Sepa grunted: “Yes, death is a blessing. People who grow old should remember that. How is David?”
“I didn’t see him when I left,” I said. “Tia Antonia must be taking good care of him. He’s well, I suppose. I visited Tia Antonia often. But Old David, he always seemed busy. He avoided me. At first, it was difficult; I couldn’t understand. I do now.”
She grunted again.
“You have no news about Angel? Where is he now?”
“He’s lost,” Sepa said without emotion. “He is a soldier. But he is no problem, really, the way she is.”
“Who?” I asked, leaning over to hear her every word.
“Your father’s woman. It must be very sad, being cooped up in that house by the river, unable to show her face …”
“How did you know?” I asked. Sepa did not answer; she stood up shaking her head and left me to the night.

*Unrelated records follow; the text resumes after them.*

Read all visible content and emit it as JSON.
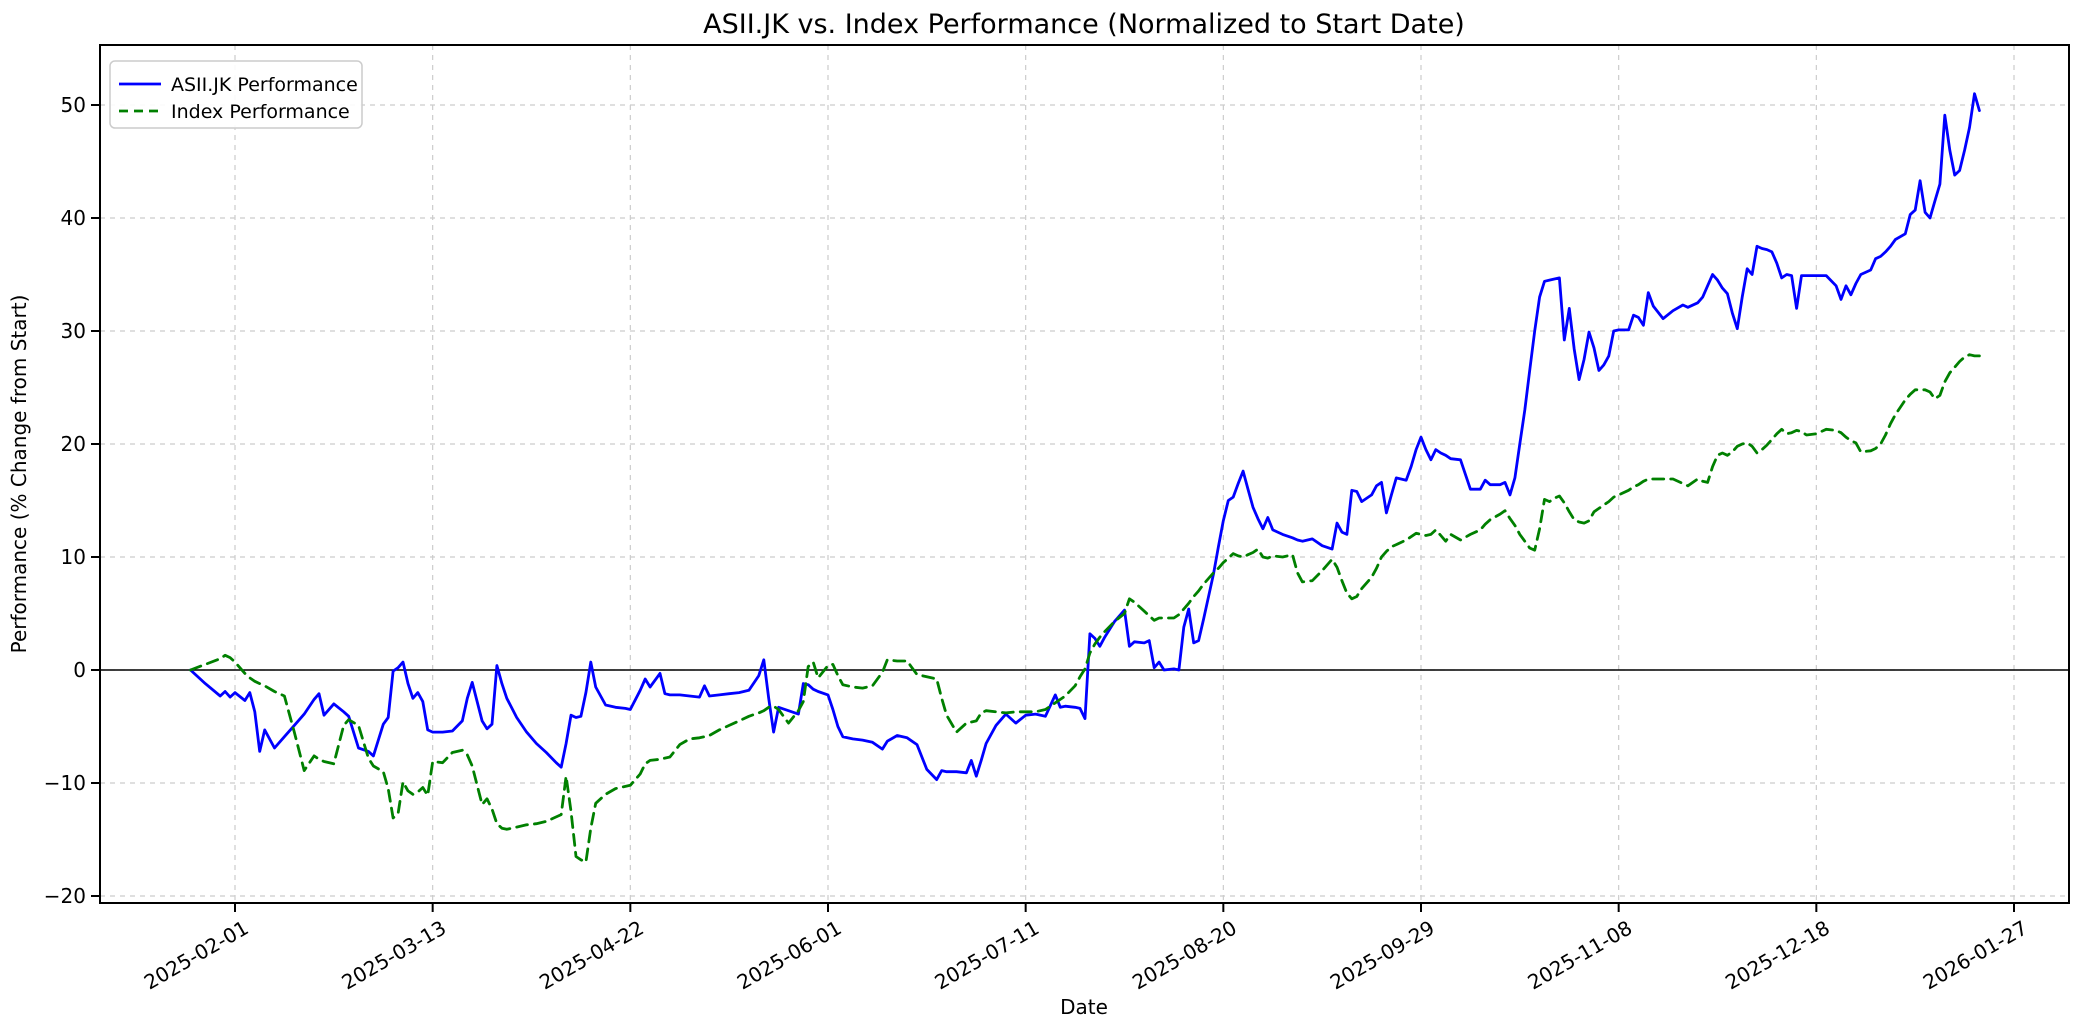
{
  "chart_data": {
    "type": "line",
    "title": "ASII.JK vs. Index Performance (Normalized to Start Date)",
    "xlabel": "Date",
    "ylabel": "Performance (% Change from Start)",
    "grid": true,
    "zero_line": true,
    "legend_position": "upper left",
    "ylim": [
      -20.8,
      55.3
    ],
    "y_ticks": [
      50,
      40,
      30,
      20,
      10,
      0,
      -10,
      -20
    ],
    "x_tick_labels": [
      "2025-02-01",
      "2025-03-13",
      "2025-04-22",
      "2025-06-01",
      "2025-07-11",
      "2025-08-20",
      "2025-09-29",
      "2025-11-08",
      "2025-12-18",
      "2026-01-27"
    ],
    "colors": {
      "asii": "#0000ff",
      "index": "#008000",
      "grid": "#cccccc",
      "axes": "#000000"
    },
    "legend": {
      "entries": [
        {
          "label": "ASII.JK Performance",
          "color": "#0000ff",
          "line_style": "solid"
        },
        {
          "label": "Index Performance",
          "color": "#008000",
          "line_style": "dashed"
        }
      ]
    },
    "series": [
      {
        "name": "ASII.JK Performance",
        "color": "#0000ff",
        "style": "solid"
      },
      {
        "name": "Index Performance",
        "color": "#008000",
        "style": "dashed"
      }
    ],
    "points": [
      [
        "2025-01-23",
        0.0,
        0.0
      ],
      [
        "2025-01-26",
        -1.2,
        0.5
      ],
      [
        "2025-01-29",
        -2.3,
        1.0
      ],
      [
        "2025-01-30",
        -1.9,
        1.3
      ],
      [
        "2025-01-31",
        -2.4,
        1.1
      ],
      [
        "2025-02-01",
        -2.0,
        0.7
      ],
      [
        "2025-02-03",
        -2.7,
        -0.3
      ],
      [
        "2025-02-04",
        -2.0,
        -0.7
      ],
      [
        "2025-02-05",
        -3.7,
        -1.0
      ],
      [
        "2025-02-06",
        -7.2,
        -1.2
      ],
      [
        "2025-02-07",
        -5.3,
        -1.4
      ],
      [
        "2025-02-09",
        -6.9,
        -1.9
      ],
      [
        "2025-02-11",
        -5.9,
        -2.3
      ],
      [
        "2025-02-13",
        -4.9,
        -5.5
      ],
      [
        "2025-02-15",
        -3.9,
        -8.9
      ],
      [
        "2025-02-17",
        -2.6,
        -7.6
      ],
      [
        "2025-02-18",
        -2.1,
        -7.9
      ],
      [
        "2025-02-19",
        -4.0,
        -8.1
      ],
      [
        "2025-02-21",
        -3.0,
        -8.3
      ],
      [
        "2025-02-23",
        -3.7,
        -4.9
      ],
      [
        "2025-02-24",
        -4.1,
        -4.4
      ],
      [
        "2025-02-26",
        -6.9,
        -4.9
      ],
      [
        "2025-02-28",
        -7.2,
        -7.8
      ],
      [
        "2025-03-01",
        -7.6,
        -8.5
      ],
      [
        "2025-03-03",
        -4.8,
        -9.0
      ],
      [
        "2025-03-04",
        -4.2,
        -10.5
      ],
      [
        "2025-03-05",
        -0.1,
        -13.1
      ],
      [
        "2025-03-06",
        0.2,
        -12.7
      ],
      [
        "2025-03-07",
        0.7,
        -9.9
      ],
      [
        "2025-03-08",
        -1.2,
        -10.7
      ],
      [
        "2025-03-09",
        -2.5,
        -11.0
      ],
      [
        "2025-03-10",
        -2.0,
        -10.8
      ],
      [
        "2025-03-11",
        -2.8,
        -10.4
      ],
      [
        "2025-03-12",
        -5.3,
        -11.1
      ],
      [
        "2025-03-13",
        -5.5,
        -8.1
      ],
      [
        "2025-03-15",
        -5.5,
        -8.2
      ],
      [
        "2025-03-17",
        -5.4,
        -7.3
      ],
      [
        "2025-03-19",
        -4.5,
        -7.1
      ],
      [
        "2025-03-20",
        -2.5,
        -7.5
      ],
      [
        "2025-03-21",
        -1.1,
        -8.5
      ],
      [
        "2025-03-23",
        -4.5,
        -11.9
      ],
      [
        "2025-03-24",
        -5.2,
        -11.4
      ],
      [
        "2025-03-25",
        -4.8,
        -12.3
      ],
      [
        "2025-03-26",
        0.4,
        -13.6
      ],
      [
        "2025-03-27",
        -1.2,
        -14.0
      ],
      [
        "2025-03-28",
        -2.5,
        -14.1
      ],
      [
        "2025-03-30",
        -4.2,
        -13.9
      ],
      [
        "2025-04-01",
        -5.5,
        -13.7
      ],
      [
        "2025-04-03",
        -6.5,
        -13.6
      ],
      [
        "2025-04-05",
        -7.3,
        -13.4
      ],
      [
        "2025-04-07",
        -8.2,
        -13.0
      ],
      [
        "2025-04-08",
        -8.6,
        -12.8
      ],
      [
        "2025-04-09",
        -6.5,
        -9.4
      ],
      [
        "2025-04-10",
        -4.0,
        -12.5
      ],
      [
        "2025-04-11",
        -4.2,
        -16.5
      ],
      [
        "2025-04-12",
        -4.1,
        -16.8
      ],
      [
        "2025-04-13",
        -2.0,
        -17.0
      ],
      [
        "2025-04-14",
        0.7,
        -14.0
      ],
      [
        "2025-04-15",
        -1.5,
        -11.8
      ],
      [
        "2025-04-17",
        -3.1,
        -11.0
      ],
      [
        "2025-04-19",
        -3.3,
        -10.5
      ],
      [
        "2025-04-21",
        -3.4,
        -10.3
      ],
      [
        "2025-04-22",
        -3.5,
        -10.2
      ],
      [
        "2025-04-24",
        -1.8,
        -9.2
      ],
      [
        "2025-04-25",
        -0.8,
        -8.3
      ],
      [
        "2025-04-26",
        -1.5,
        -8.0
      ],
      [
        "2025-04-28",
        -0.3,
        -7.9
      ],
      [
        "2025-04-29",
        -2.1,
        -7.8
      ],
      [
        "2025-04-30",
        -2.2,
        -7.7
      ],
      [
        "2025-05-02",
        -2.2,
        -6.6
      ],
      [
        "2025-05-04",
        -2.3,
        -6.1
      ],
      [
        "2025-05-06",
        -2.4,
        -6.0
      ],
      [
        "2025-05-07",
        -1.4,
        -5.9
      ],
      [
        "2025-05-08",
        -2.3,
        -5.8
      ],
      [
        "2025-05-10",
        -2.2,
        -5.3
      ],
      [
        "2025-05-12",
        -2.1,
        -4.9
      ],
      [
        "2025-05-14",
        -2.0,
        -4.5
      ],
      [
        "2025-05-16",
        -1.8,
        -4.1
      ],
      [
        "2025-05-18",
        -0.5,
        -3.8
      ],
      [
        "2025-05-19",
        0.9,
        -3.6
      ],
      [
        "2025-05-20",
        -2.5,
        -3.3
      ],
      [
        "2025-05-21",
        -5.5,
        -3.2
      ],
      [
        "2025-05-22",
        -3.3,
        -3.5
      ],
      [
        "2025-05-24",
        -3.6,
        -4.7
      ],
      [
        "2025-05-26",
        -3.9,
        -3.6
      ],
      [
        "2025-05-27",
        -1.2,
        -2.8
      ],
      [
        "2025-05-28",
        -1.3,
        0.3
      ],
      [
        "2025-05-29",
        -1.7,
        0.7
      ],
      [
        "2025-05-30",
        -1.9,
        -0.7
      ],
      [
        "2025-06-01",
        -2.2,
        0.4
      ],
      [
        "2025-06-02",
        -3.5,
        0.5
      ],
      [
        "2025-06-03",
        -5.0,
        -0.5
      ],
      [
        "2025-06-04",
        -5.9,
        -1.3
      ],
      [
        "2025-06-06",
        -6.1,
        -1.5
      ],
      [
        "2025-06-08",
        -6.2,
        -1.6
      ],
      [
        "2025-06-10",
        -6.4,
        -1.4
      ],
      [
        "2025-06-12",
        -7.0,
        -0.2
      ],
      [
        "2025-06-13",
        -6.3,
        0.9
      ],
      [
        "2025-06-15",
        -5.8,
        0.8
      ],
      [
        "2025-06-17",
        -6.0,
        0.8
      ],
      [
        "2025-06-19",
        -6.6,
        -0.4
      ],
      [
        "2025-06-21",
        -8.8,
        -0.6
      ],
      [
        "2025-06-23",
        -9.7,
        -0.8
      ],
      [
        "2025-06-24",
        -8.9,
        -2.5
      ],
      [
        "2025-06-25",
        -9.0,
        -4.0
      ],
      [
        "2025-06-27",
        -9.0,
        -5.5
      ],
      [
        "2025-06-29",
        -9.1,
        -4.7
      ],
      [
        "2025-06-30",
        -8.0,
        -4.6
      ],
      [
        "2025-07-01",
        -9.4,
        -4.5
      ],
      [
        "2025-07-02",
        -8.0,
        -3.8
      ],
      [
        "2025-07-03",
        -6.5,
        -3.6
      ],
      [
        "2025-07-05",
        -4.9,
        -3.7
      ],
      [
        "2025-07-07",
        -3.9,
        -3.8
      ],
      [
        "2025-07-09",
        -4.7,
        -3.7
      ],
      [
        "2025-07-11",
        -4.0,
        -3.7
      ],
      [
        "2025-07-13",
        -3.9,
        -3.7
      ],
      [
        "2025-07-15",
        -4.1,
        -3.5
      ],
      [
        "2025-07-17",
        -2.2,
        -2.9
      ],
      [
        "2025-07-18",
        -3.3,
        -2.6
      ],
      [
        "2025-07-19",
        -3.2,
        -2.3
      ],
      [
        "2025-07-21",
        -3.3,
        -1.4
      ],
      [
        "2025-07-22",
        -3.4,
        -0.6
      ],
      [
        "2025-07-23",
        -4.3,
        0.1
      ],
      [
        "2025-07-24",
        3.2,
        1.5
      ],
      [
        "2025-07-25",
        2.8,
        2.3
      ],
      [
        "2025-07-26",
        2.1,
        2.9
      ],
      [
        "2025-07-27",
        2.9,
        3.4
      ],
      [
        "2025-07-29",
        4.3,
        4.3
      ],
      [
        "2025-07-31",
        5.3,
        5.0
      ],
      [
        "2025-08-01",
        2.1,
        6.3
      ],
      [
        "2025-08-02",
        2.5,
        6.0
      ],
      [
        "2025-08-04",
        2.4,
        5.2
      ],
      [
        "2025-08-05",
        2.6,
        4.8
      ],
      [
        "2025-08-06",
        0.2,
        4.4
      ],
      [
        "2025-08-07",
        0.7,
        4.6
      ],
      [
        "2025-08-08",
        0.0,
        4.6
      ],
      [
        "2025-08-10",
        0.1,
        4.6
      ],
      [
        "2025-08-11",
        0.0,
        4.9
      ],
      [
        "2025-08-12",
        3.8,
        5.4
      ],
      [
        "2025-08-13",
        5.4,
        5.9
      ],
      [
        "2025-08-14",
        2.4,
        6.5
      ],
      [
        "2025-08-15",
        2.6,
        7.0
      ],
      [
        "2025-08-16",
        4.5,
        7.6
      ],
      [
        "2025-08-18",
        8.5,
        8.6
      ],
      [
        "2025-08-19",
        10.9,
        9.0
      ],
      [
        "2025-08-20",
        13.2,
        9.5
      ],
      [
        "2025-08-21",
        15.0,
        9.9
      ],
      [
        "2025-08-22",
        15.3,
        10.3
      ],
      [
        "2025-08-23",
        16.5,
        10.1
      ],
      [
        "2025-08-24",
        17.6,
        10.0
      ],
      [
        "2025-08-25",
        16.0,
        10.2
      ],
      [
        "2025-08-26",
        14.4,
        10.4
      ],
      [
        "2025-08-27",
        13.4,
        10.7
      ],
      [
        "2025-08-28",
        12.5,
        10.0
      ],
      [
        "2025-08-29",
        13.5,
        9.9
      ],
      [
        "2025-08-30",
        12.4,
        10.1
      ],
      [
        "2025-09-01",
        12.0,
        10.0
      ],
      [
        "2025-09-03",
        11.7,
        10.2
      ],
      [
        "2025-09-04",
        11.5,
        8.6
      ],
      [
        "2025-09-05",
        11.4,
        7.8
      ],
      [
        "2025-09-07",
        11.6,
        7.9
      ],
      [
        "2025-09-09",
        11.0,
        8.8
      ],
      [
        "2025-09-11",
        10.7,
        9.8
      ],
      [
        "2025-09-12",
        13.0,
        9.1
      ],
      [
        "2025-09-13",
        12.2,
        7.9
      ],
      [
        "2025-09-14",
        12.0,
        6.8
      ],
      [
        "2025-09-15",
        15.9,
        6.3
      ],
      [
        "2025-09-16",
        15.8,
        6.5
      ],
      [
        "2025-09-17",
        14.9,
        7.2
      ],
      [
        "2025-09-19",
        15.5,
        8.2
      ],
      [
        "2025-09-20",
        16.3,
        9.0
      ],
      [
        "2025-09-21",
        16.6,
        10.0
      ],
      [
        "2025-09-22",
        13.9,
        10.5
      ],
      [
        "2025-09-23",
        15.5,
        10.9
      ],
      [
        "2025-09-24",
        17.0,
        11.1
      ],
      [
        "2025-09-26",
        16.8,
        11.5
      ],
      [
        "2025-09-27",
        18.0,
        11.8
      ],
      [
        "2025-09-28",
        19.5,
        12.1
      ],
      [
        "2025-09-29",
        20.6,
        12.0
      ],
      [
        "2025-09-30",
        19.5,
        11.9
      ],
      [
        "2025-10-01",
        18.6,
        12.0
      ],
      [
        "2025-10-02",
        19.5,
        12.4
      ],
      [
        "2025-10-03",
        19.2,
        11.9
      ],
      [
        "2025-10-04",
        19.0,
        11.4
      ],
      [
        "2025-10-05",
        18.7,
        12.0
      ],
      [
        "2025-10-07",
        18.6,
        11.5
      ],
      [
        "2025-10-09",
        16.0,
        12.0
      ],
      [
        "2025-10-11",
        16.0,
        12.4
      ],
      [
        "2025-10-12",
        16.8,
        12.9
      ],
      [
        "2025-10-13",
        16.4,
        13.3
      ],
      [
        "2025-10-15",
        16.4,
        13.8
      ],
      [
        "2025-10-16",
        16.6,
        14.1
      ],
      [
        "2025-10-17",
        15.5,
        13.4
      ],
      [
        "2025-10-18",
        17.0,
        12.8
      ],
      [
        "2025-10-19",
        20.0,
        12.0
      ],
      [
        "2025-10-20",
        23.0,
        11.4
      ],
      [
        "2025-10-21",
        26.5,
        10.8
      ],
      [
        "2025-10-22",
        30.0,
        10.6
      ],
      [
        "2025-10-23",
        33.0,
        12.5
      ],
      [
        "2025-10-24",
        34.4,
        15.1
      ],
      [
        "2025-10-25",
        34.5,
        14.9
      ],
      [
        "2025-10-26",
        34.6,
        15.2
      ],
      [
        "2025-10-27",
        34.7,
        15.4
      ],
      [
        "2025-10-28",
        29.2,
        14.8
      ],
      [
        "2025-10-29",
        32.0,
        14.0
      ],
      [
        "2025-10-30",
        28.4,
        13.3
      ],
      [
        "2025-10-31",
        25.7,
        13.1
      ],
      [
        "2025-11-01",
        27.5,
        13.0
      ],
      [
        "2025-11-02",
        29.9,
        13.2
      ],
      [
        "2025-11-03",
        28.5,
        14.0
      ],
      [
        "2025-11-04",
        26.5,
        14.3
      ],
      [
        "2025-11-05",
        27.0,
        14.6
      ],
      [
        "2025-11-06",
        27.8,
        14.9
      ],
      [
        "2025-11-07",
        30.0,
        15.3
      ],
      [
        "2025-11-08",
        30.1,
        15.5
      ],
      [
        "2025-11-10",
        30.1,
        15.9
      ],
      [
        "2025-11-11",
        31.4,
        16.2
      ],
      [
        "2025-11-12",
        31.2,
        16.4
      ],
      [
        "2025-11-13",
        30.5,
        16.7
      ],
      [
        "2025-11-14",
        33.4,
        16.9
      ],
      [
        "2025-11-15",
        32.2,
        16.9
      ],
      [
        "2025-11-17",
        31.1,
        16.9
      ],
      [
        "2025-11-19",
        31.8,
        16.9
      ],
      [
        "2025-11-21",
        32.3,
        16.5
      ],
      [
        "2025-11-22",
        32.1,
        16.3
      ],
      [
        "2025-11-24",
        32.5,
        16.9
      ],
      [
        "2025-11-25",
        33.0,
        16.7
      ],
      [
        "2025-11-26",
        34.0,
        16.6
      ],
      [
        "2025-11-27",
        35.0,
        18.0
      ],
      [
        "2025-11-28",
        34.5,
        19.0
      ],
      [
        "2025-11-29",
        33.8,
        19.2
      ],
      [
        "2025-11-30",
        33.3,
        19.0
      ],
      [
        "2025-12-01",
        31.6,
        19.3
      ],
      [
        "2025-12-02",
        30.2,
        19.8
      ],
      [
        "2025-12-03",
        33.0,
        20.0
      ],
      [
        "2025-12-04",
        35.5,
        20.1
      ],
      [
        "2025-12-05",
        35.0,
        19.8
      ],
      [
        "2025-12-06",
        37.5,
        19.2
      ],
      [
        "2025-12-07",
        37.3,
        19.5
      ],
      [
        "2025-12-08",
        37.2,
        19.9
      ],
      [
        "2025-12-09",
        37.0,
        20.4
      ],
      [
        "2025-12-10",
        36.0,
        20.9
      ],
      [
        "2025-12-11",
        34.7,
        21.3
      ],
      [
        "2025-12-12",
        35.0,
        20.9
      ],
      [
        "2025-12-13",
        34.9,
        21.0
      ],
      [
        "2025-12-14",
        32.0,
        21.2
      ],
      [
        "2025-12-15",
        34.9,
        21.1
      ],
      [
        "2025-12-16",
        34.9,
        20.8
      ],
      [
        "2025-12-18",
        34.9,
        20.9
      ],
      [
        "2025-12-20",
        34.9,
        21.3
      ],
      [
        "2025-12-22",
        34.0,
        21.2
      ],
      [
        "2025-12-23",
        32.8,
        21.0
      ],
      [
        "2025-12-24",
        34.0,
        20.6
      ],
      [
        "2025-12-25",
        33.2,
        20.3
      ],
      [
        "2025-12-26",
        34.2,
        20.1
      ],
      [
        "2025-12-27",
        35.0,
        19.3
      ],
      [
        "2025-12-29",
        35.4,
        19.4
      ],
      [
        "2025-12-30",
        36.4,
        19.6
      ],
      [
        "2025-12-31",
        36.6,
        20.0
      ],
      [
        "2026-01-01",
        37.0,
        20.8
      ],
      [
        "2026-01-02",
        37.5,
        21.8
      ],
      [
        "2026-01-03",
        38.1,
        22.6
      ],
      [
        "2026-01-05",
        38.6,
        23.9
      ],
      [
        "2026-01-06",
        40.3,
        24.4
      ],
      [
        "2026-01-07",
        40.7,
        24.8
      ],
      [
        "2026-01-08",
        43.3,
        24.8
      ],
      [
        "2026-01-09",
        40.5,
        24.8
      ],
      [
        "2026-01-10",
        40.0,
        24.6
      ],
      [
        "2026-01-11",
        41.5,
        24.0
      ],
      [
        "2026-01-12",
        43.0,
        24.3
      ],
      [
        "2026-01-13",
        49.1,
        25.5
      ],
      [
        "2026-01-14",
        46.0,
        26.3
      ],
      [
        "2026-01-15",
        43.8,
        26.8
      ],
      [
        "2026-01-16",
        44.2,
        27.3
      ],
      [
        "2026-01-17",
        46.0,
        27.7
      ],
      [
        "2026-01-18",
        48.0,
        27.9
      ],
      [
        "2026-01-19",
        51.0,
        27.8
      ],
      [
        "2026-01-20",
        49.5,
        27.8
      ]
    ]
  }
}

Morning came to Rosales in a flood of sunlight. I woke up, a stranger to my old room but not to the happy sounds of morning, the barking of dogs in the street and the cackling of hens in the yard. Cousin Marcelo was in the sala , waiting.
“I know my way to the cemetery,” I said.
He pressed my arm. “All right then, if you want to go alone. But be sure to be back as soon as you can. We have many things to talk about. You are an heir, remember.”